Einige Blätter stellen die Rechtmäßigkeit der Luftschläge in Frage. Warum haben die USA und ihre Verbündeten zugeschlagen, bevor der Vorfall untersucht wurde?, fragt sich etwa Het Laatste Nieuws. Das ist doch verkehrte Welt! Richtig wäre: Erst die Untersuchung, dann – auf der Grundlage der Ergebnisse – gegebenenfalls eine Reaktion. Man muss der Realität ins Auge sehen: Im Moment haben allein die Russen das Völkerrecht auf ihrer Seite. Und der Westen gibt sich einseitig das Recht, dass er überall auf der Welt auftreten kann, wie es ihm gefällt. Ohne UN-Mandat.
Das GrenzEcho sieht das ähnlich und erinnert an vergleichbare Ereignisse in der Vergangenheit: In Zeiten von Fake News und Symbolpolitik sehen wir häufiger, dass politische Ziele an den Fakten vorbei und notfalls gegen die Fakten durchgesetzt werden. Im Nachhinein hat sich öfter herausgestellt, dass so manche Entscheidung mit weitreichenden Folgen auf Vermutungen beruhte, die falsch waren, was die Akteure im Übrigen wussten. Stichwort Irakkrieg.

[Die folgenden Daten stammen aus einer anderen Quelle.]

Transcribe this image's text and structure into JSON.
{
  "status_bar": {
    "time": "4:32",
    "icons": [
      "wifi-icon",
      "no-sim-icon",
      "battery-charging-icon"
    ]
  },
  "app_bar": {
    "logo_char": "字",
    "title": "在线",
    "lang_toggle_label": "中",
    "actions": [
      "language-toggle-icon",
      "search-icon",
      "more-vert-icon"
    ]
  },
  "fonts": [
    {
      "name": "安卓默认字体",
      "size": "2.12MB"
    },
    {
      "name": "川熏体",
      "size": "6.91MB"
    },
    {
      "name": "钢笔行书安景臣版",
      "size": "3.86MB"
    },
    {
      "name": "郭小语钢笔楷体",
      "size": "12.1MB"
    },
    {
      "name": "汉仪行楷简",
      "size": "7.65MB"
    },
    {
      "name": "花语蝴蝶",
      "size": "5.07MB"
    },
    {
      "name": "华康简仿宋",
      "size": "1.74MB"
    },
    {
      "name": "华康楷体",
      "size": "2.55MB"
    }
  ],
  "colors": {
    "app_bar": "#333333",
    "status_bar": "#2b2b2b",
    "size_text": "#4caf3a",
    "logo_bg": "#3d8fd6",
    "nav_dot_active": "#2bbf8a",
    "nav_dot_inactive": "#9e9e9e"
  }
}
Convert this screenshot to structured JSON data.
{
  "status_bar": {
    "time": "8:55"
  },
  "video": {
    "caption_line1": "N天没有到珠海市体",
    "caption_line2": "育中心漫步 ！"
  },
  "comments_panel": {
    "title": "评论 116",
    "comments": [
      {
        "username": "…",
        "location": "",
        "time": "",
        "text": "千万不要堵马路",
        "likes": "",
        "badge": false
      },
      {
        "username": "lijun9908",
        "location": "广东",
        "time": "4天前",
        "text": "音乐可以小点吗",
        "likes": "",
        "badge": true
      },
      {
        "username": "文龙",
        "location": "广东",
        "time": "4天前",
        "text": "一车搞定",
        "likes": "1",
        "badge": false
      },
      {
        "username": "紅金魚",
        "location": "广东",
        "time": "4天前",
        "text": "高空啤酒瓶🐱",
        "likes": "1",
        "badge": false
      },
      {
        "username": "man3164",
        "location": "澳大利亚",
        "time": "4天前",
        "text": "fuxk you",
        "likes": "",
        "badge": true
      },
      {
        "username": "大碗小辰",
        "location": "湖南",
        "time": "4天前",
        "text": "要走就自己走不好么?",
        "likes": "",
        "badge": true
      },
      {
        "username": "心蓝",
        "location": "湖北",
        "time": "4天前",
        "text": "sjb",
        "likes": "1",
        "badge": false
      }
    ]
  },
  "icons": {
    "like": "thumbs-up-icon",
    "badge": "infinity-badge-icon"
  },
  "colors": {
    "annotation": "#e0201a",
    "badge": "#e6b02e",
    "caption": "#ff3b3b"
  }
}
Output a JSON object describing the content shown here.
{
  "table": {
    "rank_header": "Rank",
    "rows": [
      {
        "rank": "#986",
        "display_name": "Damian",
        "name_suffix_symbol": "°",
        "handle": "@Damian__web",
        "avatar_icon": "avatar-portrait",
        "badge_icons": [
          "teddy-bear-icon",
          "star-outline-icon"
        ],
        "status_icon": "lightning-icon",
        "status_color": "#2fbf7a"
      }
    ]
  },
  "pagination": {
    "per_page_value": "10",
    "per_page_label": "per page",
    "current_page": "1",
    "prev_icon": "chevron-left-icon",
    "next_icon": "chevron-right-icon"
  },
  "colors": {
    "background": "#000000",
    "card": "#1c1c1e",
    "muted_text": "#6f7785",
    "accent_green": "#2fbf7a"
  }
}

L'Avenir ist hingegen anderer Meinung. Klar: Die Aktion vom Samstag erfolgte ohne ein Mandat der Vereinten Nationen. Dafür ist sie aber nicht automatisch illegal. Baschar al-Assad reiht seit Jahren ein furchtbares Verbrechen gegen sein Volk an das nächste. Das Problem: Die Vereinten Nationen müssen hilflos zusehen, weil Russland und in geringerem Maße auch China jegliches Handeln per Veto blockieren.
De Morgen sieht das genauso: Realisten sagen zu Recht, dass das russische Veto die Vereinten Nationen lähmt und jegliche Bestrafung von Assad mit UN-Mandat unmöglich macht. Nicht ganz Unrecht haben die Verfechter des Prinzips "Responsability to protect": Die internationale Gemeinschaft sieht sich in der Verantwortung, eine Bevölkerung vor Verbrechen gegen die Menschlichkeit zu schützen. Und ein Giftgasangriff kann nun mal nicht ungestraft bleiben. Einziges Problem: Die Luftschläge waren "too little, too late", zu wenig, zu spät. Der legitimste Ort, die Täter zur Rechenschaft zu ziehen, das wäre ein Kriegsverbrechertribunal, nicht das Schlachtfeld.